Bobby PARKER - Bent Out Of Shape (1993)
Par LE KINGBEE le 19 Avril 2020          Consultée 1127 fois

Le titre de ce CD traduisible en gros par "Désolé d’être énervé" en dit long sur la carrière de ce guitariste. Comment se fait-il que Robert Lee PARKER n’ait enregistré son premier album qu’en 1993 à 56 ans, un âge ou de nombreux bluesmen sont déjà malheureusement six pieds sous terre ?

Natif de Lafayette (Louisiane) où il voit le jour en 1937, Robert Lee PARKER passe son enfance à l’Est de Los Angeles sa famille ayant quitté les bayous alors qu’il n’avait que six ans. Un oncle le prend sous son aile, le gamin adore écouté les 78 tours qui passe en boucle dans la baraque du tonton. A neuf ans, l’oncle lui achète sa première guitare, une Harmony à 80 $, instrument que Robert maîtrise totalement très rapidement. Hyper doué, il gagne un concours organisé au Johnny Otis Barrelhouse. Il fonde un petit groupe comprenant Don Bowman (futur Don "Sugarcane" HARRIS) et Dewey Terry, deux gars qui se feront bientôt connaitre sous le non de DON & DEWEY.
EN 1954, il n’a que 17 ans quand il est engagé par Otis WILLIAMS & The CHARMS ; il enchaîne aux cotés de Bo DIDDLEY et s’illustre notamment à la télé dans une émission du "Ed Sullivan Show". Bobby a la bougeotte, ce n’est pas pour rien qu’il s’est plus ou moins enfuit de chez lui à 14 ans. En 1956, il épate la galerie en jouant à l’Apollo Theatre où il devient guitariste maison jouant derrière Ruth BROWN, Sam COOKE et Jackie WILSON. Il est remarqué par le saxophoniste Paul "Hucklebuck" WILLIAMS (ex King PORTER) et intègre son orchestre où il remplace bientôt Little Willie JOHN qui vient de se faire virer par son leader et patron. La même année, Robert fait ses premier pas en studio enregistrant deux titres pour "Hucklebuck" WILLIAMS. Il est accrédité sous le nom de Bobby PARKS et le single est publié par Josie, une filiale de Julibee.

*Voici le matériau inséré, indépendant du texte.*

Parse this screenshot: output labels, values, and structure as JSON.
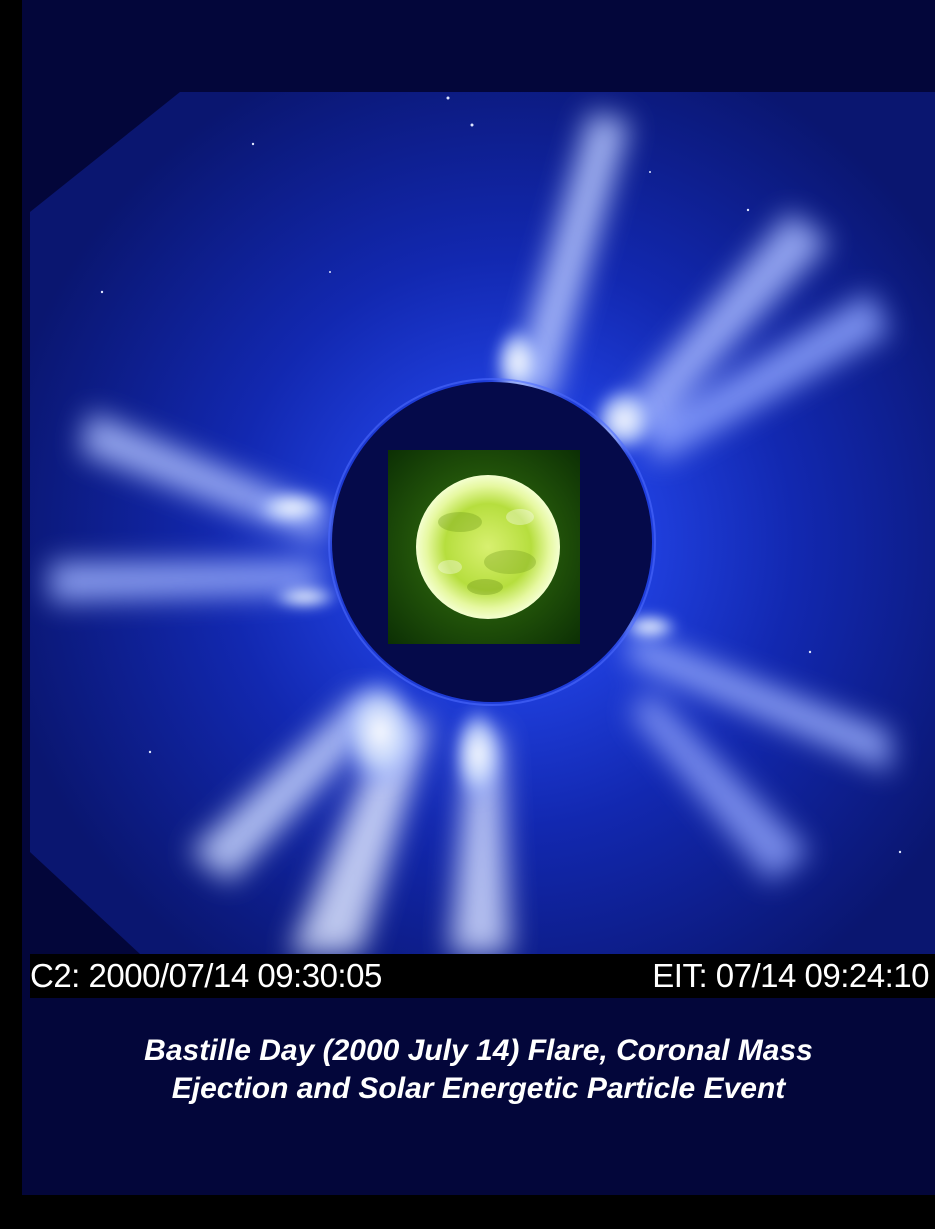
{
  "image": {
    "subject": "corona-with-eit-inset",
    "colors": {
      "background": "#03063a",
      "corona_blue": "#1a2fd0",
      "streamer_white": "#eef4ff",
      "occulter": "#050a4a",
      "sun_green": "#b8e040"
    }
  },
  "timestamps": {
    "c2": "C2: 2000/07/14 09:30:05",
    "eit": "EIT: 07/14 09:24:10"
  },
  "caption": {
    "line1": "Bastille Day (2000 July 14) Flare, Coronal Mass",
    "line2": "Ejection and Solar Energetic Particle Event"
  }
}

L’année suivante, toujours au sein de l’orchestre de Paul WILLIAMS, il grave deux titres pour son leader et deux autres pour le sax honker Noble "Thin Man" WATTS, les deux 45 tours étant publiés par le label de Chicago Vee Jay Records. En fin d’année, Vivian Carter, patronne du label VEE JAY, décide d’envoyer le guitariste en studio afin d’enregistrer sous son nom. Bobby apporte deux chansons qu’il vient de composées : "You Got What It Takes" couplé à "Blues Get Off My Shoulder". C’est la face B qui retient l’attention des programmateurs radio et Bobby décroche pour l’occasion son premier hit, mineur il est vrai. La chanson sera reprise au fil des années par The CHAMBERS BROTHERS, Little MILTON, Curtis SALGADO et dernièrement par Robert CRAY (pour ne citer que les principaux. Peter GREEN aimait reprendre ce morceau qui lui servait d’interlude acoustique lors de ses concerts, mais c’est le louisianais Reuben BELL qui en délivrera, selon nous, la meilleure reprise. La face A qui aurait normalement du recevoir les lauriers fera l’objet d’une publication United Artists chantée par Marv JOHNSON et accréditée à Berry GORDY, un vol honteux dont Bobby sera victime, le guitariste n’ayant ni l’envie ni les moyens de porter l’affaire en justice.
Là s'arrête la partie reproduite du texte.